递归方法-Java

Question

Addition information:

Chip doesn't support multiplication, only addition. I should work around this problem by creating a recursive method, mult(), that performs multiplication of x and y by adding x to itself y times. Its arguments are x and y and its return value is the product of x and y. I should then write the method and a main() to call it.

It's pure logical thinking, but I get lost every time I try to think what to do.

I am stuck at the math part.. What I have, that doesn't work and I know the math is wrong, but I am not good at this:

public static void mult(int x, int y) {
    x = 0;
    y = 0;
    if (y > 0) {
        for (int i = 0; i < y; i++) {
            x = x * (x * y);
            return mult(x, y);
        }
    }
}

Answer 1

When I hear "recursion", I expect to see two things:

1. A function calling itself with modified arguments each time.
2. A stopping condition right at the top that tells the function when to stop, avoiding an infinite stack.

So where are yours? Start with writing those down in words before you write code.

Answer 2

One possibility is to use an accumulator which will store the current value of the multiplication. I replace missing statements by ??? :

public static void main(String []args){
        System.out.println(mult(2,5));
 }
    public static int mult(int x, int y) {
      if(???) return ???;
      else return multAcc(???,???,???);
    }

    private static int multAcc(int x, int y, int acc){
        if(???) return ???;
        else return multAcc(???, ???, ???);
    }

Answer 3

... by adding x to itself y times.

You could actually do that, instead of multiplying. Oh, and maybe if you don't set both x and y to zero, you would have something to add ;-)
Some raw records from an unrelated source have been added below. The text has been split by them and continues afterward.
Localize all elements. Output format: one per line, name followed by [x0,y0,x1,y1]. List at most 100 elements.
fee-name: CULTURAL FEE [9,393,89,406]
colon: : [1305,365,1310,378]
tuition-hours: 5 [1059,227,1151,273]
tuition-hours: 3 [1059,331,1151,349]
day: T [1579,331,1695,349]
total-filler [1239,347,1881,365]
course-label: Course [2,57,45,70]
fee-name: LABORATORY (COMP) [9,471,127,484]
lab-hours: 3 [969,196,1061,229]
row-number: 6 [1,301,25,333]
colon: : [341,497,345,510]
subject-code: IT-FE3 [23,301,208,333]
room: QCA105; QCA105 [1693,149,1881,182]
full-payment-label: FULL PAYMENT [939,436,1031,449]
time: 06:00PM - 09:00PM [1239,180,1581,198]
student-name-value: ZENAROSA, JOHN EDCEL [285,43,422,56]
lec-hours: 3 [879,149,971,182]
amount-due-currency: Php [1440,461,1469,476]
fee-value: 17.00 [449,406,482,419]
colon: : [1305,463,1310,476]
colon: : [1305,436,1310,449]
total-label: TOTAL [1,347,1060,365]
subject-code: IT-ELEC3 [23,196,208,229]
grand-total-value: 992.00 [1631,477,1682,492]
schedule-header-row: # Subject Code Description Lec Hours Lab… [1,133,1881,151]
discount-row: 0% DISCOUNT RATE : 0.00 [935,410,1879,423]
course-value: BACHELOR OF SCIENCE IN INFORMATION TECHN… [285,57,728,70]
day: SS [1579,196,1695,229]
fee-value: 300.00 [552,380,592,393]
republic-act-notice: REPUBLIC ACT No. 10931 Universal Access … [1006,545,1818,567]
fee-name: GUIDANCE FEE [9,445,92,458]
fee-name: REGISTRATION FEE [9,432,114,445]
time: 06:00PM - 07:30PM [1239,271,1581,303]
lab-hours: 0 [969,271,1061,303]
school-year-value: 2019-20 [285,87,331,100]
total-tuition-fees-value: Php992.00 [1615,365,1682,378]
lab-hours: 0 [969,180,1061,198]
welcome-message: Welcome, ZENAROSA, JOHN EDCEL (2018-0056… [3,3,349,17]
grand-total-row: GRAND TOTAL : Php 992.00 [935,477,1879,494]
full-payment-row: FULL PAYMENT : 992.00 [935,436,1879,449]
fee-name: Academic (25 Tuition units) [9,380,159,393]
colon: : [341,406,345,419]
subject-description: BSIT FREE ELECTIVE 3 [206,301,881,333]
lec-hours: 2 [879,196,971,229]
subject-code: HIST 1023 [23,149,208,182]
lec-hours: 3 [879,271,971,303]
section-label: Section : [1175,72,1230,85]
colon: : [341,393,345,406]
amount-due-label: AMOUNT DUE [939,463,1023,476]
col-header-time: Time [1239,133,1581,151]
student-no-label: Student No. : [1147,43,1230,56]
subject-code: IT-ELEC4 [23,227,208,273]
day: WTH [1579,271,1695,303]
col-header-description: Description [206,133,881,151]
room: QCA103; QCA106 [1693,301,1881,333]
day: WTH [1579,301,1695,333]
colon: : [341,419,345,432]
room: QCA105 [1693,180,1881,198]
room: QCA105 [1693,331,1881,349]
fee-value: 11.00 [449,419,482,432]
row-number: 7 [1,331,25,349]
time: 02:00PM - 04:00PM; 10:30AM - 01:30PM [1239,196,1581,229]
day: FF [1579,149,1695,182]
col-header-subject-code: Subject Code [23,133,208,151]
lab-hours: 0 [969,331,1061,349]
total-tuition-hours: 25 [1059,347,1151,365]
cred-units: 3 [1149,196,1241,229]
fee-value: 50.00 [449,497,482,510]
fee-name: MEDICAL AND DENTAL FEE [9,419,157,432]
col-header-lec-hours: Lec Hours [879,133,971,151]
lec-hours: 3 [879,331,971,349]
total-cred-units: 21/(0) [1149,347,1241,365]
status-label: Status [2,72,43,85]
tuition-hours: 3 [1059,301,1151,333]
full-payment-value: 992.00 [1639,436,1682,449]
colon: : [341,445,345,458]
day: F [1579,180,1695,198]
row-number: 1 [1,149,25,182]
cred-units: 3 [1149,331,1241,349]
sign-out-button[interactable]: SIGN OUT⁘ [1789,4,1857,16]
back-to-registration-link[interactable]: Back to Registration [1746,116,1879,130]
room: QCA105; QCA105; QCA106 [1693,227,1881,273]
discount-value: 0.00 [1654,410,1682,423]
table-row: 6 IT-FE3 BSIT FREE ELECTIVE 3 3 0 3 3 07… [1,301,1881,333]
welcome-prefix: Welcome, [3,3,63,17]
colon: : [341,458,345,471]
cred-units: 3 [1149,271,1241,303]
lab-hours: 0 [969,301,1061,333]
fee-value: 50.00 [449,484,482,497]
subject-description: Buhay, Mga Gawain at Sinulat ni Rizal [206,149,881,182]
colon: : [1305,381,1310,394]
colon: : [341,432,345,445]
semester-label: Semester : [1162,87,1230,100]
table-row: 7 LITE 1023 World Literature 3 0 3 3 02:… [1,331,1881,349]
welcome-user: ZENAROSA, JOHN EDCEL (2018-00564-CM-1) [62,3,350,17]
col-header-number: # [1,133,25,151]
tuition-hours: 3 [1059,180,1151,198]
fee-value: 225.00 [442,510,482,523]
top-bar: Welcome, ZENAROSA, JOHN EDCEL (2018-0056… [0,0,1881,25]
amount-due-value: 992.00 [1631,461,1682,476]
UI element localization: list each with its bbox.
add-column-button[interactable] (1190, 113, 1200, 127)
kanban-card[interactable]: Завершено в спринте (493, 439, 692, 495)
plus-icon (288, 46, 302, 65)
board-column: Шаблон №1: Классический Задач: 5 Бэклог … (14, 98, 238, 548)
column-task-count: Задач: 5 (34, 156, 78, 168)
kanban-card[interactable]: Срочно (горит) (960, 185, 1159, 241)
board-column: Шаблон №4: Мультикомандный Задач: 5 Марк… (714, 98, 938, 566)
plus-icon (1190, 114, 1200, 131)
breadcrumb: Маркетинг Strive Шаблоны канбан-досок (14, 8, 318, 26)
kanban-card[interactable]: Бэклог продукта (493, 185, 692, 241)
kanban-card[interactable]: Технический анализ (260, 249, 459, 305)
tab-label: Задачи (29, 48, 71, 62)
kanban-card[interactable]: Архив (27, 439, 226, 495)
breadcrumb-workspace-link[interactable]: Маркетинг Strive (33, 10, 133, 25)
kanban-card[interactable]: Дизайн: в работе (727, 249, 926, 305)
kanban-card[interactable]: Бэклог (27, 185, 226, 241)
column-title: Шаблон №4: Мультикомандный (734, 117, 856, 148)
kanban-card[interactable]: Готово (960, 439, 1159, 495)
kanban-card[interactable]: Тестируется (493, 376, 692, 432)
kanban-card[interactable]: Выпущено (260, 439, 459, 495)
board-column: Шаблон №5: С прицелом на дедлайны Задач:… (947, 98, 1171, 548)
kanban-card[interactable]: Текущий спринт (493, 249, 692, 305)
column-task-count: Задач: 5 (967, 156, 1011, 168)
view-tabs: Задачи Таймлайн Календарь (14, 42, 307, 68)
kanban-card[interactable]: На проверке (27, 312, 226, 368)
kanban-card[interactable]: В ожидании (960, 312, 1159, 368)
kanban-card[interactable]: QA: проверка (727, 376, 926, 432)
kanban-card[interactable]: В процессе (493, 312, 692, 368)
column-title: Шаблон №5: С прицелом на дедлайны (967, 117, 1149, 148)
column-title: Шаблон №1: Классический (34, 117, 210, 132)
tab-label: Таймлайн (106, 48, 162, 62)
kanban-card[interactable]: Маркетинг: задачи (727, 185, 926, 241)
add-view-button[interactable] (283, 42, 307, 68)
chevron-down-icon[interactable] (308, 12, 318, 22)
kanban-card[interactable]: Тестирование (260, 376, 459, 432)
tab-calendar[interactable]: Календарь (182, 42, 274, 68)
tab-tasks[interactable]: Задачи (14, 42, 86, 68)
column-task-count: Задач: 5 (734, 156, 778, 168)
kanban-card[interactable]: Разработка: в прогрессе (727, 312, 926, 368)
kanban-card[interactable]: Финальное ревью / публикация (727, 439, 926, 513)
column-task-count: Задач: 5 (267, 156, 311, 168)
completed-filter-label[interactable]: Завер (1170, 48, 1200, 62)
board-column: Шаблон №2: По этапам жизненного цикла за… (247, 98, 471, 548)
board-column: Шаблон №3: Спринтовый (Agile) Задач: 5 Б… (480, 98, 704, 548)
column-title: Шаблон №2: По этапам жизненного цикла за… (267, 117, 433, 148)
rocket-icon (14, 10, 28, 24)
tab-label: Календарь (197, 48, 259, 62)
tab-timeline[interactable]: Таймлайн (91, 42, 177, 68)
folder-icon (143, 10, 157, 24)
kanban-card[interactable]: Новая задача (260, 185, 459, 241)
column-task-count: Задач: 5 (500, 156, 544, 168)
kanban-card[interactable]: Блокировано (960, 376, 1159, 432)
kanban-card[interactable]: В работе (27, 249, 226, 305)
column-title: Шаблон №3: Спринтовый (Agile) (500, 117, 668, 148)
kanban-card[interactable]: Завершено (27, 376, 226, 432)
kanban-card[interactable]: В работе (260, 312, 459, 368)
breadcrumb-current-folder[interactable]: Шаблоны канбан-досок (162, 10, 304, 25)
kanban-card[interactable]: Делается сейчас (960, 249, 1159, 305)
One last thing: If you want a recursive solution, you don't need the for-loop.

Answer 4

All you need to remember is that a multiplication is a repeated addition ( assuming that both operands are >= 0 ), so we have:

• The base case is when y is zero
• If y is not zero, then add x one more time, and subtract 1 from y

Notice that as long as y is positive, it'll eventually have a value of zero. So basically we keep adding x a total number of y times; this is what I mean:

public static int mult(int x, int y) {
    if (y == 0)
        return 0;
    return x + mult(x, y-1);
}

The same code can be written in a tail-recursive style, too - meaning: there's nothing to do after the recursive call returns, and this is important for certain languages that support a so-called tail-call optimization:

public static int mult(int x, int y, int accumulator) {
    if (y == 0)
        return accumulator;
    return mult(x, y-1, x + accumulator);
}

The above will get called as follows, noticing that the last parameter is always initialized in zero:

mult(10, 5, 0)
=> 50

Answer 5

Java has no TCO by design, so using recursion for linear (not tree-like) processes is very bad idea. Especially for such task, which will most likely become a bottleneck in your program. Use loop instead.

Oh, it must be recursive anyway? Looks like a homework task. Do it yourself then.

Answer 6

public static int mult(int x, int y) {
        if (y == 0) {
            return 0;
        }
        if (y > 0) {
            return x + mult(x, y - 1);
        } else {
            return -x + mult(x, y + 1);
        }
    }

this was the solution by the way